AG: E não achas que também pode ser uma espécie de fidelização, ou seja, algo que nos é mostrado, que nos seduz e que nos faz reféns?

PB: Sim, somos cúmplices de um sistema capitalista que não tem uma resolução a não ser a ideia ainda modernista de progresso, que não sabemos bem o que significa, mas é uma direcção que questiono muito e questiono, principalmente, porque em arte acontece o mesmo que na ciência, mas de forma totalmente diferente. O pensamento científico foi e é hoje muito aplicado à arte para neutralizar e estabelecer formas de controlo dentro de um espaço. Já tinha pensado nisso quando fiz The Current Situation (2015), o vídeo já falava sobre do significado da palavra cultura: crescer num ambiente controlado do ponto de vista biológico. O trabalho feito em laboratório, a investigação científica e os  seus desenvolvimentos manifestam-se em todos as áreas da nossa vida. Na minha opinião, o papel dos artistas deve ser o de questionar as estruturas onde se eles próprios e o seu trabalho existe: tenho uma exposição aqui na galeria o que não significa que ao mostrar o meu trabalho para este espaço não precise de ter consciência que o mesmo não só entra num sistema de mercado, mas tem, ao mesmo tempo outra função, a de mostrar uma perspectiva diferente que não seja apenas repetir as mesmas narrativas.

AG: O que estás a querer dizer tem que ver com uma ideia precisa de arte/vida ou de arte representação?

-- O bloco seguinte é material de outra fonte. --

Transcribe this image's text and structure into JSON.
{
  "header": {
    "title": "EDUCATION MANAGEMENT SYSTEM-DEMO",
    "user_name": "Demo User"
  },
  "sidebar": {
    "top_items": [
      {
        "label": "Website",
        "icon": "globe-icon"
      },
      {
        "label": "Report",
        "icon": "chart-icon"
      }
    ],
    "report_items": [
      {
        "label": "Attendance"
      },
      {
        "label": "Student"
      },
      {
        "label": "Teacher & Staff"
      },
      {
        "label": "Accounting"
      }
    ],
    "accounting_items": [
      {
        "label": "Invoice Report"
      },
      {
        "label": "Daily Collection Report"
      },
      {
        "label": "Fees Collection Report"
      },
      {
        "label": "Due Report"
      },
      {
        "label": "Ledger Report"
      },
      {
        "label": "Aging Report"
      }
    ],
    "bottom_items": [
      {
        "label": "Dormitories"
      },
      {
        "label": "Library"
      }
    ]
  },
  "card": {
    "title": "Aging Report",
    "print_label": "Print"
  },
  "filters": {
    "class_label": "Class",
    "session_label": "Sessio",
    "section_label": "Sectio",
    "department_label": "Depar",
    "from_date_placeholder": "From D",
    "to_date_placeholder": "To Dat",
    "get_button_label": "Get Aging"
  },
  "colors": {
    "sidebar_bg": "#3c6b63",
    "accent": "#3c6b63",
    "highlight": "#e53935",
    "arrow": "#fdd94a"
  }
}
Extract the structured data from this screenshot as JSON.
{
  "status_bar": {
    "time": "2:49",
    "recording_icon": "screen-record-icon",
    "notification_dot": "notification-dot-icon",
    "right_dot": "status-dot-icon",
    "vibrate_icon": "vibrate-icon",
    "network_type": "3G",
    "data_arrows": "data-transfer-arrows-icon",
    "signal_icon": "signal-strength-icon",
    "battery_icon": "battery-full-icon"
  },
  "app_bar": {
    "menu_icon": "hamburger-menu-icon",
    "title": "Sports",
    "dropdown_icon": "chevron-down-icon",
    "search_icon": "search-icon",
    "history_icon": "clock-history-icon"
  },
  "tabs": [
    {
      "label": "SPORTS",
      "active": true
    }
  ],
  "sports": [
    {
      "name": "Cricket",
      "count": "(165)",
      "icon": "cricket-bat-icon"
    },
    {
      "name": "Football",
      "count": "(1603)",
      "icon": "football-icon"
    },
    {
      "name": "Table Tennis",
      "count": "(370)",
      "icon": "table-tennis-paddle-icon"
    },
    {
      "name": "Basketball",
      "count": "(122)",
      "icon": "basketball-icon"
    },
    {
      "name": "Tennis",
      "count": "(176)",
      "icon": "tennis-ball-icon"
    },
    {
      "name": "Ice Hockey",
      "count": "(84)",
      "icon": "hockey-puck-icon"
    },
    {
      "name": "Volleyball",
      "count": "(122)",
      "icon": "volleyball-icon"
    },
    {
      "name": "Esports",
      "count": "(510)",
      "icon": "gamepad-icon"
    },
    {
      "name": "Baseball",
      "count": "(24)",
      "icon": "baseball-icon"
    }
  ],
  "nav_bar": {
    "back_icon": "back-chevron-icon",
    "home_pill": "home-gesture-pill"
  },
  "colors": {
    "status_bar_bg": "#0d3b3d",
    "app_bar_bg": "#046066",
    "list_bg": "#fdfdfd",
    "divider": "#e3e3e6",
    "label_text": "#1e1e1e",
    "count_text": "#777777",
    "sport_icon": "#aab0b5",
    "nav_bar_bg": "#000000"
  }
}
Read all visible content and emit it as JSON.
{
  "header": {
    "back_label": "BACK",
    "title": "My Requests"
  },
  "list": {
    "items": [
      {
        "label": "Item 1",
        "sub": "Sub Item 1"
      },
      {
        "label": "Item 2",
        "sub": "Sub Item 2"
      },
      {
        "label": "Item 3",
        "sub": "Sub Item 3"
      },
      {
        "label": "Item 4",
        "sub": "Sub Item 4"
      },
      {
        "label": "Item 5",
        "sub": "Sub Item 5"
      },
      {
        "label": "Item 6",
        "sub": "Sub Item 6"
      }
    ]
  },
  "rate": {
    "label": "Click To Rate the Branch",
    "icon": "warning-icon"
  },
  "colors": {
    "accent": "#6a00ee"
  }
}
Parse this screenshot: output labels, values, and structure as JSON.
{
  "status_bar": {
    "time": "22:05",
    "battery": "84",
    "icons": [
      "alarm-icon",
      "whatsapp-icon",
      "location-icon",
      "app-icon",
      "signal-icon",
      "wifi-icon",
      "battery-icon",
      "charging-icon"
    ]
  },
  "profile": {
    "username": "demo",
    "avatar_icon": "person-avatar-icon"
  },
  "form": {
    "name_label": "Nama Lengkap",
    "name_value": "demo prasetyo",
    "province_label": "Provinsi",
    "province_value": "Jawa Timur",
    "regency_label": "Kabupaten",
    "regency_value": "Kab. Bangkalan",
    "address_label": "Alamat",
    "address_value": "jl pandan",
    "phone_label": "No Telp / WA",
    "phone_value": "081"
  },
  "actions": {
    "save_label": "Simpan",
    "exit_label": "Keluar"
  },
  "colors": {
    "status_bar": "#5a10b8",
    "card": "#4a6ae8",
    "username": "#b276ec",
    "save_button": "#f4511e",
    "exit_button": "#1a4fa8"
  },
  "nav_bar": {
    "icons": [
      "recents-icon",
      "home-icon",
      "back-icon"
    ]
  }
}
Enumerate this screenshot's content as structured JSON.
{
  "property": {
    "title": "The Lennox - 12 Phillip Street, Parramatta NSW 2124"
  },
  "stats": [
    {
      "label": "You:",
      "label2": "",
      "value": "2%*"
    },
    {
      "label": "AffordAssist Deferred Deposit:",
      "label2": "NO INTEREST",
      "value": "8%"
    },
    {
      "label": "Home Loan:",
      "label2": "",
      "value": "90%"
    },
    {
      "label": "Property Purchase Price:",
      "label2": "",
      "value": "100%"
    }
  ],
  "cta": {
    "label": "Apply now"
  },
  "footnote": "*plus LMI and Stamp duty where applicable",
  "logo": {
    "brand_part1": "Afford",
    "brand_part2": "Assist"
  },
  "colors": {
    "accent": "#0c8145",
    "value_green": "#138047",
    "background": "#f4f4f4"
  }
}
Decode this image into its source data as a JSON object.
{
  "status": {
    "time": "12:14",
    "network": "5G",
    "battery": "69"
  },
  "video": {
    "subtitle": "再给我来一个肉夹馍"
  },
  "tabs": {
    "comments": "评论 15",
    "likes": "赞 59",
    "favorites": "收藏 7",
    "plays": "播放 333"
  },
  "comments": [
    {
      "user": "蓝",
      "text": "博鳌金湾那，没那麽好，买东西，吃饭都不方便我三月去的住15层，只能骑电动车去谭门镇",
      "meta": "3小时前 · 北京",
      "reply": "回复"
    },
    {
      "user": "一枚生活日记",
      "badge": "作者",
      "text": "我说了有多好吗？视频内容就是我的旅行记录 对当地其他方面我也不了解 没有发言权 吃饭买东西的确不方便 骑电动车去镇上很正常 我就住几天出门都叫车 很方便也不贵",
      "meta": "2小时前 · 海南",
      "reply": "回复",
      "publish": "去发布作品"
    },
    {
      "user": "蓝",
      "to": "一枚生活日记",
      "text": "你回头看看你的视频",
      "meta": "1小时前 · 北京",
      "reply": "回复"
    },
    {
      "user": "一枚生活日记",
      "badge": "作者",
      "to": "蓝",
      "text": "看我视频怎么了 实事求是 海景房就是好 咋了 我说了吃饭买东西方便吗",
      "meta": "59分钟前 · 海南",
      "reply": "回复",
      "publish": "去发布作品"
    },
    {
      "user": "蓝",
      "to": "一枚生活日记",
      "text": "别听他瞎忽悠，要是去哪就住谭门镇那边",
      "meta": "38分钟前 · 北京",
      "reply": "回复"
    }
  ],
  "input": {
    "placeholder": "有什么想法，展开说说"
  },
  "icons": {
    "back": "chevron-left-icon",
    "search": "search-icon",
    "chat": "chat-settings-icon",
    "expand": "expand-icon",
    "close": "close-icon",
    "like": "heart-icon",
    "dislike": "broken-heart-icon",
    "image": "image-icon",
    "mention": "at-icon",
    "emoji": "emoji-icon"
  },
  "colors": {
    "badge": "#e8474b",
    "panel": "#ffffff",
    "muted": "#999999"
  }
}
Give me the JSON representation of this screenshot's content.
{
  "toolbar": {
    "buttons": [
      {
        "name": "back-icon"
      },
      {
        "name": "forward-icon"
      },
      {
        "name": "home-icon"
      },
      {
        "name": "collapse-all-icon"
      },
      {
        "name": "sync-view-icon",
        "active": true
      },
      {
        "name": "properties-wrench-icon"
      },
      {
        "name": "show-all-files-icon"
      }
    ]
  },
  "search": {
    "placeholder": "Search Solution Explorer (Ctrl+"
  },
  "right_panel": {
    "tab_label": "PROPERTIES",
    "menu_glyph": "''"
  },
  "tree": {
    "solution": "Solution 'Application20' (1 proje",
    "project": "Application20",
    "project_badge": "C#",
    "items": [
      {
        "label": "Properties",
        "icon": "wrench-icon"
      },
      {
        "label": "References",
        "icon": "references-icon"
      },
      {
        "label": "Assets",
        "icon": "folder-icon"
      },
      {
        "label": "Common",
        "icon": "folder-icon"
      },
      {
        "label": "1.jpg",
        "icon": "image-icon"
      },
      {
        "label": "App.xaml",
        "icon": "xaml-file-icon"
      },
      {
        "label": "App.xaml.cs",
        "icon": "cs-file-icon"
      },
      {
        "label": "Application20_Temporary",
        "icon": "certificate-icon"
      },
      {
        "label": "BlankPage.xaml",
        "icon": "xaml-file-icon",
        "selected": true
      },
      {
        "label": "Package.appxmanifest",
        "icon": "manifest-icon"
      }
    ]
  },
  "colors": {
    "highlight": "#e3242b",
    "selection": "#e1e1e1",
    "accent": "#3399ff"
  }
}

PB: Ambas, porque a arte é uma das formas mais directas de representar a vida. Em geral, ou pelo menos no mundo ocidental, outras culturas terão certamente outras formas de pensar. Dentro do sistema capitalista em que vivemos, os sistemas de representação estão de tal forma interligados que é impossível não sermos cúmplices e não fazer parte do sistema. Os telemóveis, todas as plataformas digitais que usamos, o registo constante de dados são mais do que uma ferramenta. E cada vez mais somos responsabilizados. É por isso que surge a ideia de accountability. Por exemplo, Mark Zuckerberg do Facebook, quando abriu a empresa para o mercado, escreveu um manifesto chamado The Hacker Way (uma forma de ser hacker) onde brinca com a ideia que todas as pessoas que usam a internet são hackers. Essa figura, não há muito tempo atrás, tida como marginal ou marginalizada em relação ao oficial, passa a ser integrada no sistema, uma vez que todos nós o podemos ser - todos nós vamos aprender programação de computadores, a funcionar com os nossos telefones; a perceber como é que essas coisas funcionam.

O vídeo da exposição, The Opening Monologue (2017), começa com a imagem de um rapaz a entrar dentro de um servidor. Esse rapaz é o Aaron Swartz, programador informático, que contribuiu para a criação do Reddit ou do RSS ou de outros arquivos online. A imagem que mostro é retirada do canal de televisão RT, porque o MIT onde Aaron Swartz trabalhava, percebeu que ele andava a roubar documentos do JSTOR e, a partir desse momento, montaram uma câmara de vídeo-vigilância nos servidores para o apanhar. Conseguiram, foi preso, acusado e condenado a trinta e cinco anos de prisão. Durante o processo, e antes da condenação, Swartz suicidou-se. 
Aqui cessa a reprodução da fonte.